I started taking note of produce as I went to grocery stores and thought hard about which crop I wanted to start with. I realized that in Japan, everyone could name at least a few different brands of strawberries. In the U.S., everyone could really only name one. Japan has a long history of trying to grow the best quality strawberries, which sell at a premium, so we decided to bring new and better berries to the U.S.

Iroha: Can you share your upcoming expansion goals?

Hiroki: We are currently working to bring pricing down for all our products. The demand is far more than we can keep up with producing right now. Our focus is to build more farms and capacity so we can serve more than the couple hundred stores we are serving right now. We would love to expand geographically. 

Long term, we also aim to add more products to our lineup. We launched tomatoes in New York, and they are going crazy. We want to expand that product and also add melons and other fruits and vegetables.

At the end of the day, we want a whole OISHII shelf in every single supermarket.

If you’re a foodie and you care about what you’re putting in your body, we want you to head to our shelf. We want to be the first fully global food brand, bringing premium taste at an affordable cost.

Iroha: Based on your background, do you have any advice or a message for young people who want to follow in your footsteps?

Hiroki: I find that our young employees have high aspirations of being a part of a global startup on the business side. They all are as passionate as us founders. We want to be the Apple of agriculture. The engineers don’t really care about strawberries, but they are interested in the questions like: How do we reinvent a whole industry? How do we solve the problem of creating an indoor environment in which bees can thrive? Curiosity drives them.

Traditionally, people would grow certain things in their specific climates. With vertical farming, you can bring the best of what Japan has to the rest of Japan, even if that crop usually would not grow in this location – and that can be expanded around the world! I feel that I am on my way to where I need to be, but also that I am in no position to give advice. I might fail tomorrow.

I guess one thing I probably have going for me is that if I see an opportunity, I act on it immediately. I used my time during my two years of study for my MBA to really search for my passion and constantly self-assess and self-reflect. I have spent my career seeking my passion. I do not feel I have ever wasted one minute.

I am just an ordinary person. I am not a genius. I am not a born leader. The amount of times I have stood in the batter’s box is just a thousand times more often than others and that’s what has seemingly created more opportunity for me. So seek out and take every chance and opportunity. The more opportunities you create and take, the more chances you have of something being successful.

Iroha: Did you intentionally seek out your passion with the intention of starting a new business?
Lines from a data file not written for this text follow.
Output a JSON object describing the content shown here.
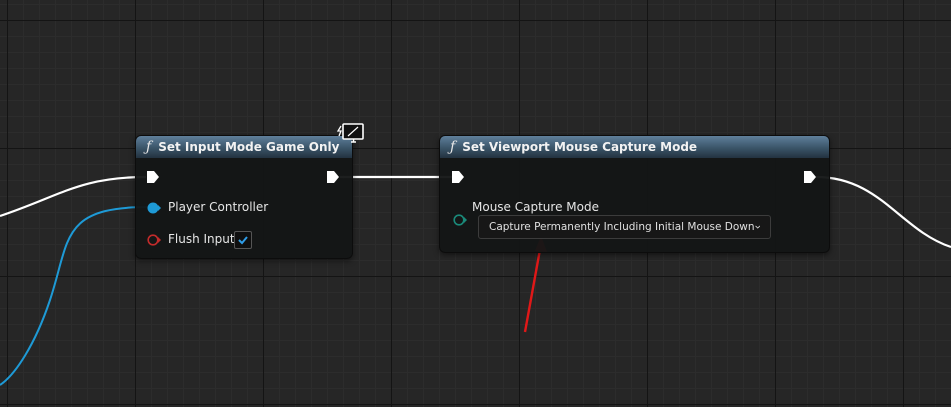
{
  "nodes": {
    "set_input_mode": {
      "title": "Set Input Mode Game Only",
      "function_icon": "ƒ",
      "inputs": [
        {
          "label": "Player Controller",
          "pin_color": "#1e9ad6"
        },
        {
          "label": "Flush Input",
          "pin_color": "#c22b2b",
          "checked": true
        }
      ],
      "badge_icon": "monitor-icon"
    },
    "set_viewport_capture": {
      "title": "Set Viewport Mouse Capture Mode",
      "function_icon": "ƒ",
      "input_label": "Mouse Capture Mode",
      "pin_color": "#1a8a7a",
      "dropdown_value": "Capture Permanently Including Initial Mouse Down"
    }
  },
  "colors": {
    "exec_wire": "#ffffff",
    "object_wire": "#1e9ad6",
    "annotation_arrow": "#e01818",
    "header": "#3a5468"
  }
}
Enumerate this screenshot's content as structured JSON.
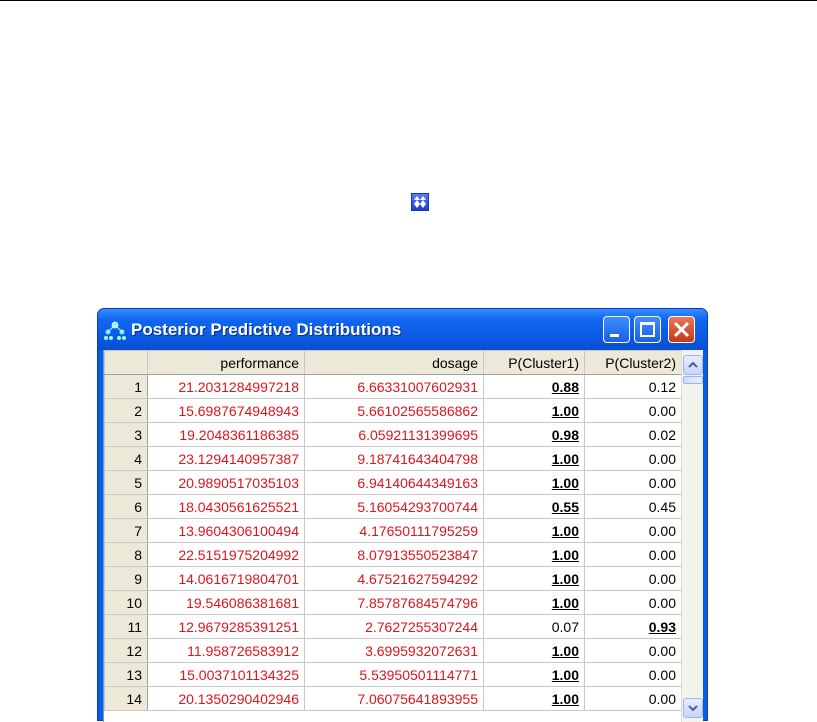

Hiroki: No. I just wanted to find my passion. I realized that the only thing I am good at is being bilingual. So I started thinking about bridging Japan and the U.S. I went through 20-30 industries. I thought I’d work under someone to bring their idea to the rest of the world, but then I became an entrepreneur.

Iroha: Tell me about your investors.

Hiroki: We have raised over $200 million. Most of our investors are from Japan right now, but previously the balance was 50/50 between the U.S. and Japan.

Iroha: That is very impressive for a startup. It is a huge milestone and accomplishment. How do you feel about that?

Hiroki: When I realized there was this opportunity, I felt like all the arrows were pointing at me. I just happened to be at the frontier of vertical farming in Japan. I moved to the U.S. and thought it was a better market and realized, “This has to be the moment.” I did not know if I was a capable founder, but it didn’t matter. This was the opportunity I was waiting for.

Every single person I told in 2015 at Berkeley said this was a terrible idea. I was a first-time founder. I was a foreigner. They said agriculture takes too long. It was hard. The person I looked up to most taught entrepreneurship at Berkeley, and he told me he would absolutely back a good idea and introduce students to investors and his contacts, but that my idea was not going to work and was destined to fail. He told me I would be better off going to work for Google and calling it a day.

This is why I don’t give advice. I never want to give advice and be wrong. When there is something that you know better than other people and you find yourself in the right place at the right time, you feel it. You have to snatch the opportunity with both hands.

If I was five years earlier or five years later, this wouldn’t have worked. You must seize the opportunity at the right moment. There are chances and opportunities everywhere; if you do not think so, you are just letting them pass you by.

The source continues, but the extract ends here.